Weight Workouts for Women

Let us start with why it is beneficial for women to work with weights doing strengthening exercises. Then we will look at four exercises you can incorporate into a routine that suits you.

The basic concept of weight workouts is using opposing forces to build strength across your body and increase your muscle mass. Doing this means a selection of benefits for young and older women.

Benefits Of Weight Training For Women

Builds bone density – this, alongside improving muscle strength, becomes more and more important as women age, helping to prevent falls and reduce the risk of injury.

Builds lean muscle mass – that gives you that toned sculptured look. From the age of 30, women tend to lose their muscle mass if they are not actively doing something about it and weight workouts are the best way to avoid this.

Improves balance and coordination – the actions of weight workouts, plus the strengthening of bone density and lean muscle mass, all contribute to better balance and coordination.
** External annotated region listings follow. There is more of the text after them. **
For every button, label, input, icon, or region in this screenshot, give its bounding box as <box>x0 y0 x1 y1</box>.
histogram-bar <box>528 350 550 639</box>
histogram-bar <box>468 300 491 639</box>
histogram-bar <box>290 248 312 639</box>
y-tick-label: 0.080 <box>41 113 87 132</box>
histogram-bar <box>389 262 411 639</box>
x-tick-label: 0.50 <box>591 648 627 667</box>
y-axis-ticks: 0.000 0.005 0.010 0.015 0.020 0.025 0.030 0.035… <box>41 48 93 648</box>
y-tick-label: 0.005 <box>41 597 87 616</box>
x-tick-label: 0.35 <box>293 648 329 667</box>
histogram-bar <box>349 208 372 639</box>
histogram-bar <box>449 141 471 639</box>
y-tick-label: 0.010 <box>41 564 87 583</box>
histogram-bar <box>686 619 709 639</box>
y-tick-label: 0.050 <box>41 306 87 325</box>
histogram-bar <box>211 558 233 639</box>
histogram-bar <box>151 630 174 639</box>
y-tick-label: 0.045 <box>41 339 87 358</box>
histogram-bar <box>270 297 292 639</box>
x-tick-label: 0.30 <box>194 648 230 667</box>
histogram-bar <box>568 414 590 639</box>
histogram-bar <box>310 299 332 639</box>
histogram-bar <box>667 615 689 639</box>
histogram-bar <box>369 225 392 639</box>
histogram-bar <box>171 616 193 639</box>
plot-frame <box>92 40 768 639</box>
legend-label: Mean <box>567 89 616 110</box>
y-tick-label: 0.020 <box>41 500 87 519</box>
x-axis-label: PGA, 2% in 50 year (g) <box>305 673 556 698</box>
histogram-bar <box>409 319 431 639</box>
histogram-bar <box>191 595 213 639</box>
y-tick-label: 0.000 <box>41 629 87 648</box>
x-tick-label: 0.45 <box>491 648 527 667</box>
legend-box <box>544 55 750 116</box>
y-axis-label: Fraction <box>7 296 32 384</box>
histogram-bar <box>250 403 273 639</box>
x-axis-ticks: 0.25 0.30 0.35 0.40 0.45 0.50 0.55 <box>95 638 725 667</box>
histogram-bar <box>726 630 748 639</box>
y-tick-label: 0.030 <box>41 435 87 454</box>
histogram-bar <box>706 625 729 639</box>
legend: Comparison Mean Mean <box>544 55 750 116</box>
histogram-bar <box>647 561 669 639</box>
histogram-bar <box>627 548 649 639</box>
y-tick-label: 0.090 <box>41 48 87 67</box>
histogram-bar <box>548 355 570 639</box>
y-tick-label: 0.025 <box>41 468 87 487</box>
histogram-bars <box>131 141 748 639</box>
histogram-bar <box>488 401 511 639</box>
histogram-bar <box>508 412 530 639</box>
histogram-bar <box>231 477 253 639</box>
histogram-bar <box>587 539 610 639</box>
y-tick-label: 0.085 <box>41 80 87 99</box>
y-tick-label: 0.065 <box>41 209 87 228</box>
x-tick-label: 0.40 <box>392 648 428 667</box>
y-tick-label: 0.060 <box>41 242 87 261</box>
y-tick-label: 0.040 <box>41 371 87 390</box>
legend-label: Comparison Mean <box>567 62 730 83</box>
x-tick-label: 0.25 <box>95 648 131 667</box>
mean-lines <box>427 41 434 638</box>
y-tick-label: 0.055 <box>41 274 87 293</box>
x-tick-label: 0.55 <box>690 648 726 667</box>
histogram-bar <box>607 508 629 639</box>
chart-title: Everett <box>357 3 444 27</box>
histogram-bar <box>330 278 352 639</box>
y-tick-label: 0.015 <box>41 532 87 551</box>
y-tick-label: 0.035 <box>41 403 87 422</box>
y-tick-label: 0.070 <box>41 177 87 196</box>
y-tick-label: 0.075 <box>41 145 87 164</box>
Helps reduce body fat – something every woman, whatever her age, wants. Plus, reducing body fat helps avoid many health problems that can surface as we age.

Speeds Up Metabolism – again, this begins to slow down as we age, but with consistent strengthening workouts, you can keep your muscle mass. Increase your muscle mass the more calories you burn. So, the sooner you start, the better.

Improved mental health – research has shown that more exercise improves mental health and clinical depression, add that to the above benefits, and it really is a win-win situation.

Improved sleep and energy – regular exercise is the best way to improve your overall fitness, which includes more energy and an improved sleep pattern. Which in turn helps reduce your response to stress.

Weight Training Exercises For Your Workouts

Before any exercise and following a workout, do at least 10 mins of warming up and cooling down. The exercises below use your body weight, but you can also add dumbbells. You need to be able to do 12 repetitions, but if it all seems too easy, up the weights. 

The word to achieve the benefits is consistency. No good to go all in for a week and then nothing for two. Make a schedule plan, start with 30 mins and build your routine up two or three times a week. You will be amazed at how quickly it becomes part of your lifestyle and how much better you feel for doing it.

You can do your workouts at a gym or at home but whichever you choose, go for it. Don’t be timid and do enjoy yourself. Don’t push too hard that you hurt yourself. Take your time, set achievable goals and keep to them.

Using Your Own Body Weight To Strength Train

Basic Squats

  • Start by placing your feet hip wide. Stand up tall with hips, knees and feet pointing forward.
  • Bend at the knees and push your bottom out – an action like you are going to sit down.
    • Keep weight in both heels
    • Keep toes pointed forward
  • When you reach your squat limit, pause and raise to the starting position.
  • Repeat 11 times. Build up to 3 sets

Full Body Roll-Up

  • Lie on a mat, and extend your arms over your head.
  • Keep feet flexed towards you, legs long.
  • Breathe in as you raise your hands and start to curl your chin to your chest.
  • Breathe out as you roll your whole torso up and over, reaching towards your toes.
  • Breathe in as you start to roll your spine back. Do this one vertebra at a time.
  • Breathe out as the upper part of your back lowers to the mat, and keep your arms over your head.
  • Move slowly, and use your abdominals to lift and lower, not momentum.
  • Repeat 11 times and build up to 3 sets.

Using Weights For Strength Training

Body Weight Tempo Squats

  • Take the same stance as in basic squats.
  • Hold hands in front – you could hold a dumbbell or kettlebell as you progress
  • Lower your bum parallel with your knees for four counts, sticking it out slightly.
  • Hold for a count of two.
  • For four counts, raise yourself back to the starting position— squeezing your glutes—as you do so.
  • Hold for two counts, then start again.
  • Do 11 times, build up to 3 sets.

Bent-Over Dumbbell Row

  • Hold your dumbbells in each hand, about shoulder-width apart.
  • Hold them out to arm’s length
  • Bend at the hips, lowering your torso until almost parallel to the floor.
  • Your back should arch naturally, and your knees are slightly bent.
  • Squeeze your shoulder blades together.
  • Pull the dumbbells up and to the sides of your torso.
  • Slowly return to the starting position. Breathing steadily throughout.
  • Repeat 11 times, build up to 3 sets.